Lam foi convocado para disputar a vaga pelo campo pró-democracia depois que o proeminente ativista Joshua Wong foi impedido de disputar as eleições.
Em 2015, os partidos pró-Pequim conquistaram pouco mais de 54% dos votos e 298 das 452 cadeiras para assumir o controle de todos os 18 conselhos distritais. Eles tendem a ser mais bem financiados e organizados do que os grupos pró-democracia, com fortes vínculos com a elite empresarial e o establishment político que lhes permitem argumentar que estão em melhor posição para realizar ações pelos seus eleitores.
Os grupos pró-democracia conquistaram 40% dos votos e 126 cadeiras em 2015. Os independentes ficaram com o restante.
Mas desta vez, as eleições que normalmente tinham como centro do debate questões como trânsito, coleta de lixo e o incômodo de pragas como os javalis, se tornaram um referendo sobre a questão mais fundamental do território: o posicionamento com o movimento que luta por liberdades democráticas, ou com o establishment pró-Pequim que controla a ex-colônia desde que o Reino Unido a devolveu à China em 1997.

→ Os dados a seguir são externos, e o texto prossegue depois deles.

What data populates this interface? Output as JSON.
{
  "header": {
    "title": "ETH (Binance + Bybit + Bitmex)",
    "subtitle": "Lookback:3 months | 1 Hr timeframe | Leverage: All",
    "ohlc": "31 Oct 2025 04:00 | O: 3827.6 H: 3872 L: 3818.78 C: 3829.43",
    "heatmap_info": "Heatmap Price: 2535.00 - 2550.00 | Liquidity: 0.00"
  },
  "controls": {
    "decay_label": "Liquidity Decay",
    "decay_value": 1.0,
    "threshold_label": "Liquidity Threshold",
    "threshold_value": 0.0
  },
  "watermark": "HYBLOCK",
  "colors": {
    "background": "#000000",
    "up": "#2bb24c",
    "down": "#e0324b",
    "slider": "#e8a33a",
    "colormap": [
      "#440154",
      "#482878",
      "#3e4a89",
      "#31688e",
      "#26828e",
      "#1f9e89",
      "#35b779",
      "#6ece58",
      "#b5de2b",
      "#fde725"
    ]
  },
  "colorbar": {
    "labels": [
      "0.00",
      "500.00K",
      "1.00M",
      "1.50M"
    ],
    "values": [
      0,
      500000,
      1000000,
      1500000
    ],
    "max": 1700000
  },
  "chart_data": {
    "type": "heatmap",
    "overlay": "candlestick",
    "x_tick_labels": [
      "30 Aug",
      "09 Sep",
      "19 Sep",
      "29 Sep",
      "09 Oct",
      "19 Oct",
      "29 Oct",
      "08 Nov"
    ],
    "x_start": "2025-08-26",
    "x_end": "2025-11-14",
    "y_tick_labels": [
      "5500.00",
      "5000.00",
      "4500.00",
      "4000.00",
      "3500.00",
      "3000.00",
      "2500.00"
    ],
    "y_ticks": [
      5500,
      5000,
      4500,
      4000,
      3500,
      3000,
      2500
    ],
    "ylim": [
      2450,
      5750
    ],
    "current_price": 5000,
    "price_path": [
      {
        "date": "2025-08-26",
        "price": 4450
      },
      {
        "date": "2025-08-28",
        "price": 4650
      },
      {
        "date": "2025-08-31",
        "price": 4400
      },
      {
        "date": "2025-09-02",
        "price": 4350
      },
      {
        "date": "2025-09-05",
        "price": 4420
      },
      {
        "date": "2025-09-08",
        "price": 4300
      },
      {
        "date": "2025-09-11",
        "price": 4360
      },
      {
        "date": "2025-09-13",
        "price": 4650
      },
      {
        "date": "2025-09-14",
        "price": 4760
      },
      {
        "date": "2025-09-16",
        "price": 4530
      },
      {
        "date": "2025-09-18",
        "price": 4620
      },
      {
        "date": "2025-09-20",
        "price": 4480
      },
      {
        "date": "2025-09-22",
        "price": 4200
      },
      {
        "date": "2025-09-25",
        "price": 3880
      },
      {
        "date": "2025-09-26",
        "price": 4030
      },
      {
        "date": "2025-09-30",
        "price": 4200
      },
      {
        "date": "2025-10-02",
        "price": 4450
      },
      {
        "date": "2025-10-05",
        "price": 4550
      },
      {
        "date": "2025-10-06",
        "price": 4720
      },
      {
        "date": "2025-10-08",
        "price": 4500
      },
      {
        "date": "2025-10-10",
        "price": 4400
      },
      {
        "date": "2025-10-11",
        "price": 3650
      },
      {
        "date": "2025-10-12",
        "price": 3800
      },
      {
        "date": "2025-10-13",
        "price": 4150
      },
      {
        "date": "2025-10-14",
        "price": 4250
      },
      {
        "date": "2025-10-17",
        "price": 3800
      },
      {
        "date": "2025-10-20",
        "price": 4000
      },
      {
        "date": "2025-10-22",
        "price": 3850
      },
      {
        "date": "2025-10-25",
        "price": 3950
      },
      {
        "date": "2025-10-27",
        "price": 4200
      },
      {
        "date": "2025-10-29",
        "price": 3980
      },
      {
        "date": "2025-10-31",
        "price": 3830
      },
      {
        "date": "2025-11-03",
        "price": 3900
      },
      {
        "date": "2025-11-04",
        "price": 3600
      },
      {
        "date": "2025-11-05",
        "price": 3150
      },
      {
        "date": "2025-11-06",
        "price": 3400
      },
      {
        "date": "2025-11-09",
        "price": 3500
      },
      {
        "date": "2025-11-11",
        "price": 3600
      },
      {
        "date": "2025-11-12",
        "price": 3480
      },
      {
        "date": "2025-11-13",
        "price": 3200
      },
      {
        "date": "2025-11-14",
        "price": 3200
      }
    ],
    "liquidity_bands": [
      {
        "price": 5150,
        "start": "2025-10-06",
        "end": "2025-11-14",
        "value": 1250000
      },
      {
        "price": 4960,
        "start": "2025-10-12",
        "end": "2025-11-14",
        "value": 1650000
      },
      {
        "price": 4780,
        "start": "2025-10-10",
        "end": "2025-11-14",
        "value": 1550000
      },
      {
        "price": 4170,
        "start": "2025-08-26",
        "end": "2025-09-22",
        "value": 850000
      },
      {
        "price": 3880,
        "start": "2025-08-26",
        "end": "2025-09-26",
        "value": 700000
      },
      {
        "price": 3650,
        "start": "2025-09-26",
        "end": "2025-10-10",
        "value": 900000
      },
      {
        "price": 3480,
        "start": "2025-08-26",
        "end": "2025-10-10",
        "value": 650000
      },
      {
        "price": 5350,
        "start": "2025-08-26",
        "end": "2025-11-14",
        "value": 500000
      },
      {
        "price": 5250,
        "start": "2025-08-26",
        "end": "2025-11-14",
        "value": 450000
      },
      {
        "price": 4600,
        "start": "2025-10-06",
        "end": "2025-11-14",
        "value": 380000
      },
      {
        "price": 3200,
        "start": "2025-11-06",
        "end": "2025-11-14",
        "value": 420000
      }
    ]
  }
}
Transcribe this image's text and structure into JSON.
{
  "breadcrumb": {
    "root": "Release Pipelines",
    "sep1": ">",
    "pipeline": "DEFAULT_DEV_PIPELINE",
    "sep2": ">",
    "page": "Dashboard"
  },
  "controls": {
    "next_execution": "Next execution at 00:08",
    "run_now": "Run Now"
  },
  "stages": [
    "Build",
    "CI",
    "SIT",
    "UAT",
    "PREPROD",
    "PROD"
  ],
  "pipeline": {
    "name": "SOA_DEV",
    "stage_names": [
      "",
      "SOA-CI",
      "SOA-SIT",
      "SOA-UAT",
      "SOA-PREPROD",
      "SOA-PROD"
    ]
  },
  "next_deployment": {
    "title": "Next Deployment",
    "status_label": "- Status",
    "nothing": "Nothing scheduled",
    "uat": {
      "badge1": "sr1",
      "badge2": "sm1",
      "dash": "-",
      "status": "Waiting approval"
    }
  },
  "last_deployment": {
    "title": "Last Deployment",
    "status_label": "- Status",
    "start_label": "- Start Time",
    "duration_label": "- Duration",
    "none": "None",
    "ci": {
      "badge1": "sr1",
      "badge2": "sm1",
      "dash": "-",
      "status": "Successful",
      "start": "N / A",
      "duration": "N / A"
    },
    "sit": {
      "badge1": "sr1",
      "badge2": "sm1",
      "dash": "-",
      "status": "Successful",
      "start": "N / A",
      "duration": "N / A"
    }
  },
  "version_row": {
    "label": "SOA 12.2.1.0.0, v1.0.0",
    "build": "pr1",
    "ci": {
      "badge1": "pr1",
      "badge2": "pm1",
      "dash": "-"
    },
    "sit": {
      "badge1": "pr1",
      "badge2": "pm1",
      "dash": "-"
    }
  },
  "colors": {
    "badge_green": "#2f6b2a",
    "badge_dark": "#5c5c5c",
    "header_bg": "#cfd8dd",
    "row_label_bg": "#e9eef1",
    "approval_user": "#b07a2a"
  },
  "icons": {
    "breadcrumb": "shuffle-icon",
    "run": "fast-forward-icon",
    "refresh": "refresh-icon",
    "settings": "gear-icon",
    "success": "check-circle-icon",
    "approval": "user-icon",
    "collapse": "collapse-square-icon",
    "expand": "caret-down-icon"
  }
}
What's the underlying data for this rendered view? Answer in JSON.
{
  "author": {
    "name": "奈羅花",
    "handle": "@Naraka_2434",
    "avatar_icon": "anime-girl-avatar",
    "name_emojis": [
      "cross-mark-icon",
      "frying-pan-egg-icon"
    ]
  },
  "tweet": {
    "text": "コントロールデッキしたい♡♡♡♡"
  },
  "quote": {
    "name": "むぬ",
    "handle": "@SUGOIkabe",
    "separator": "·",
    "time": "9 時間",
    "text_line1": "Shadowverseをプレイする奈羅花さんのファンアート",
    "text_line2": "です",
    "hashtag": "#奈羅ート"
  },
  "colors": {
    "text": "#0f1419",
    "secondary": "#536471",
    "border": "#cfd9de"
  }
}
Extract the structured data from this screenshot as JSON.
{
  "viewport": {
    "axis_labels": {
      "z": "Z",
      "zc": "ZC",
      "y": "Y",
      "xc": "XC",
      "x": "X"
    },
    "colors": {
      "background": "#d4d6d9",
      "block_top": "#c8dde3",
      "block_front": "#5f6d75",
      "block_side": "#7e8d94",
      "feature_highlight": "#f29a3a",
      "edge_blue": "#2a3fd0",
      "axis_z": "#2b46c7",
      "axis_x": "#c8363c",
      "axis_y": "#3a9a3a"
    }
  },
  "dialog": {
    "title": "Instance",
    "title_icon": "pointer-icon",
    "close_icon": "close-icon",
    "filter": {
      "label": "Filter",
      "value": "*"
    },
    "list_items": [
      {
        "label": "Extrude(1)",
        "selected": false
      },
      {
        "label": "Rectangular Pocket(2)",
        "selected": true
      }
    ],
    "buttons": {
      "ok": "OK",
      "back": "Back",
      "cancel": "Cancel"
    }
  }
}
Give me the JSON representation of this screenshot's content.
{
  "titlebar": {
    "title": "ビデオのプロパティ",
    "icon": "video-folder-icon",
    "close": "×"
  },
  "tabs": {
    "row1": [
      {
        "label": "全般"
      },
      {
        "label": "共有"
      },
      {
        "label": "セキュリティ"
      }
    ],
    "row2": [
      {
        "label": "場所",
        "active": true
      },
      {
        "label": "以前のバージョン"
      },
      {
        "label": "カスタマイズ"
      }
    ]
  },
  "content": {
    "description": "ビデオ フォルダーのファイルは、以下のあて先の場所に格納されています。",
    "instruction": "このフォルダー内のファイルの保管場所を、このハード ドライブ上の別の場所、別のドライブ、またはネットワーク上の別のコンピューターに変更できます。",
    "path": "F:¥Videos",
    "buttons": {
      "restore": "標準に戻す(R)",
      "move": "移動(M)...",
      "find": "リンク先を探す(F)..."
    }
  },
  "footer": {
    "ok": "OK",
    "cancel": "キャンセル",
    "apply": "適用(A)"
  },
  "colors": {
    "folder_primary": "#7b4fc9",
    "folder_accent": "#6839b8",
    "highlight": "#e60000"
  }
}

Muitos esperaram horas em filas que serpenteavam pelos quarteirões da cidade, uma experiência incomum para os moradores de Hong Kong. Quase todos os bairros da cidade viram violentos distúrbios em algum momento durante os seis meses de protestos, com a polícia disparando gás lacrimogêneo e balas de borracha e manifestantes respondendo com coquetéis molotov e projéteis.
As responsabilidades dos conselheiros distritais são em grande parte locais, mas eles recebem 117 assentos no comitê eleitoral de 1.200 membros, dominado por grupos e interesses comerciais pró-Pequim, que seleciona o chefe executivo de Hong Kong.
"Todo mundo apenas pergunta de que lado você está, pró-democracia ou pró-establishment", disse Sabrina Koo, uma candidata pró-democracia. "Somente depois disso eles nos perguntam quais são nossos planos para a comunidade e sobre questões locais".
Os eleitores, aproveitando a oportunidade para expressar seus direitos democráticos, não ficaram incomodados com as filas. Gloria Lai, 40 anos, levou seus dois filhos a uma estação de votação perto de um grande ponto de protestos em Wan Chai: uma rua que nos últimos meses viu gás lacrimogêneo, canhões de água e incêndios em massa. Eles esperaram uma hora para votar.
"Quero que meus filhos sempre lembrem que o voto é direito deles, é direito deles expressar sua opinião, e isso é algo a ser valorizado", disse ela. "Não temos o direito de votar em nosso chefe do executivo, mas temos isso".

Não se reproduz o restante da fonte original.